Hay quienes postulan que la existencia de la universidad privada se justifica principalmente por su potencial de innovación y excelencia en el sector educativo. Que es este sector de la educación superior el que sostiene el valor de la “descentralización”, la “diversidad” y, fundamentalmente, la “competencia interinstitucional”.
A menudo se presentan varios argumentos que intentan demostrar por qué las universidades privadas resultan ser más eficientes que las públicas. Así, se sostiene que el costo por graduado de las públicas es incluso mucho más alto que el de la privada más cara del país. Sin embargo, vale decir que este indicador es un tanto sesgado. Si bien es metodológicamente válido, las únicas formas de mejorar el costo por graduado resultan ser la ampliación de la cantidad de graduados, la reducción del volumen presupuestario o la ejecución de ambas. Lamentablemente, la historia muestra que este tipo de razonamientos funcionaron más como argumentos al servicio de achicar el denominador de este ratio (el presupuesto), más que, como sostiene Julieta Claverie, investigadora de la Universidad Nacional de Tres de Febrero, en una reciente nota en Clarín, para “cuestionarse a sí misma, en cuanto a las prácticas de enseñanza que reproduce y las estrategias que aplica para favorecer la permanencia y la graduación”.
Más allá del análisis histórico, la mención aislada de este indicador desconoce otros factores de suma importancia, como las demandas presupuestarias específicas de cada campo disciplinar debido a las diversos modos de producción y circulación del conocimiento en cada disciplina. En este sentido, se sabe que las disciplinas vinculadas a las Ciencias Naturales y Exactas (por ejemplo, Física, Química, Computación y Biología) y sus sub-áreas específicas exigen grandes inversiones en laboratorios, insumos e infraestructura. Es por eso que son muy pocos los casos en nuestro país en los que encontramos universidades privadas con unidades académicas vinculadas a estos campos del conocimiento. Es claro que estas carreras y unidades suben el costo por graduado de la universidad pública con respecto a la privada, pero nadie sería capaz de pedirle a las privadas que hagan ese tipo de inversiones porque no hay aranceles ni donaciones suficientes que puedan sostener esos costos.

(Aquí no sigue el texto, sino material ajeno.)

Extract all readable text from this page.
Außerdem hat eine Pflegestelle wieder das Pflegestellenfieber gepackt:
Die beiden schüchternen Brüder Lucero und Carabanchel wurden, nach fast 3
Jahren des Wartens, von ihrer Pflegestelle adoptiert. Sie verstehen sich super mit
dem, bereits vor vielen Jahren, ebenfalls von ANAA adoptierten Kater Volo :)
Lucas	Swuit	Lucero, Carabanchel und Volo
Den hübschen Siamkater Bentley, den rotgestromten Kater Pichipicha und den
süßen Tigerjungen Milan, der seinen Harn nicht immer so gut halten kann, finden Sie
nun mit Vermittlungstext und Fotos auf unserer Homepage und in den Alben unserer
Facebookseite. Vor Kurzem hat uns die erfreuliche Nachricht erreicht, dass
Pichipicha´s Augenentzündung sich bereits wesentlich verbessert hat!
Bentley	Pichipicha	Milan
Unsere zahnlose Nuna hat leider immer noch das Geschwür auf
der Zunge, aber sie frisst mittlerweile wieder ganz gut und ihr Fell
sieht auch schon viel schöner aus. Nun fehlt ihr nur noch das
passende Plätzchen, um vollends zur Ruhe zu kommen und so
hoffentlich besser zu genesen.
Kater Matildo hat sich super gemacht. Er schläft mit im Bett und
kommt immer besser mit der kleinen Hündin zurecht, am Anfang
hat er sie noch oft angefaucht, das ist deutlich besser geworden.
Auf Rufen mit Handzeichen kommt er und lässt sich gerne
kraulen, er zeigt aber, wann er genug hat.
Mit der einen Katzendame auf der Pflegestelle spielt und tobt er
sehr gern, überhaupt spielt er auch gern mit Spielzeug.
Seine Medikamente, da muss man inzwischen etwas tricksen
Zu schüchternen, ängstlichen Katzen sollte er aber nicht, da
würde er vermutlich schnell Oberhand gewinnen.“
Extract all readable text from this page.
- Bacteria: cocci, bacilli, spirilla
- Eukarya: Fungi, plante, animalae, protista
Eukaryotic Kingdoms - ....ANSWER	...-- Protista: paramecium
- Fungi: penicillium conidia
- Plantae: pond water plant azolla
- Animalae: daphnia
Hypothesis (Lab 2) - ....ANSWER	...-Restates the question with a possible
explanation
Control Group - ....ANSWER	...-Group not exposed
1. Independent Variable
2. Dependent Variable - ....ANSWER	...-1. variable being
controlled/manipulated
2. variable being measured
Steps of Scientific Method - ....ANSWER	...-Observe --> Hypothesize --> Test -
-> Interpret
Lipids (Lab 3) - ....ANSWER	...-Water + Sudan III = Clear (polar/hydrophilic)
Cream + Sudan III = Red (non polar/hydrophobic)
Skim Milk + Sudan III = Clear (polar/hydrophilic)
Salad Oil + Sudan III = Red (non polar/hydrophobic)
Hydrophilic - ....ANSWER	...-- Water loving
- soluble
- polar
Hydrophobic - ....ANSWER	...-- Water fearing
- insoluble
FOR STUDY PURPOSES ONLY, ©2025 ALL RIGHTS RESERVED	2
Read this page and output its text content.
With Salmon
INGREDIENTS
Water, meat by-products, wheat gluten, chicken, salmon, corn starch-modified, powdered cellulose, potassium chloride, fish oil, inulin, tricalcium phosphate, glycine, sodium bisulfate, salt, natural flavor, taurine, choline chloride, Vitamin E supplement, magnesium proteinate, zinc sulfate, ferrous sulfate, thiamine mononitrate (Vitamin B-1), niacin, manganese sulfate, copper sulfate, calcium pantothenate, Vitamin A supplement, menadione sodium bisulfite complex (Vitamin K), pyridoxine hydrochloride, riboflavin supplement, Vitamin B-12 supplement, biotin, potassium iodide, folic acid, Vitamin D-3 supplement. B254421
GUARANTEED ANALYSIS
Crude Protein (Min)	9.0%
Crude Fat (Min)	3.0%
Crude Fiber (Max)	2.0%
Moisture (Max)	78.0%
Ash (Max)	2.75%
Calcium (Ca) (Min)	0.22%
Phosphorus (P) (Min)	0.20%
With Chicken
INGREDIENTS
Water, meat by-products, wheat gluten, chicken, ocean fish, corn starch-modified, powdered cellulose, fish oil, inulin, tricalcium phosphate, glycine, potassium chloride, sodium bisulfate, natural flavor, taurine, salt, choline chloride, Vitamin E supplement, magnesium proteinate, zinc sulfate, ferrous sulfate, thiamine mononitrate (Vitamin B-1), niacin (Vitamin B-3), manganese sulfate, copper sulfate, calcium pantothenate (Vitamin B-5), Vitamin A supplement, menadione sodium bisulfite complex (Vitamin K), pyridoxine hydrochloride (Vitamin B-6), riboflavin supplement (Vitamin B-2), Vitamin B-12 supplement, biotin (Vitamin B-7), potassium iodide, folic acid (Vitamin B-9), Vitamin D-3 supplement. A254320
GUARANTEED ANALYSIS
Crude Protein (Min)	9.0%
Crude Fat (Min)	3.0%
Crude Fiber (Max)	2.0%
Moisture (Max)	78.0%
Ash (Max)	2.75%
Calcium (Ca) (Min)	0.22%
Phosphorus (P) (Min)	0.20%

La alternativa restante sería entonces la resignación de la formación de ciudadanos en estos campos. No obstante, si en la sociedad del conocimiento, la competitividad y la productividad se juegan, principalmente, en “las cocinas” de la tecnología y la investigación, esta alternativa no parece ser la mejor opción. Con respecto a la eficiencia, también resulta extraño que se reconozca la competencia institucional como un valor para la innovación del sector educativo.
Afortunadamente, muchos otros argumentos “justifican” la existencia de la muy valiosa universidad privada, aunque tales términos sean poco precisos para hablar del sector educativo. Si “existir” es tomar conciencia del ser, entonces muchas universidades privadas (y públicas) deben reconocer y trabajar por su alta calidad educativa, la formación de ciudadanos íntegros y la producción del conocimiento. Son esas premisas las que sostienen su existencia, más que la competencia o el sistema de premios y castigos de los estudiantes. Quizás la competencia no es ingrediente de todas las buenas recetas.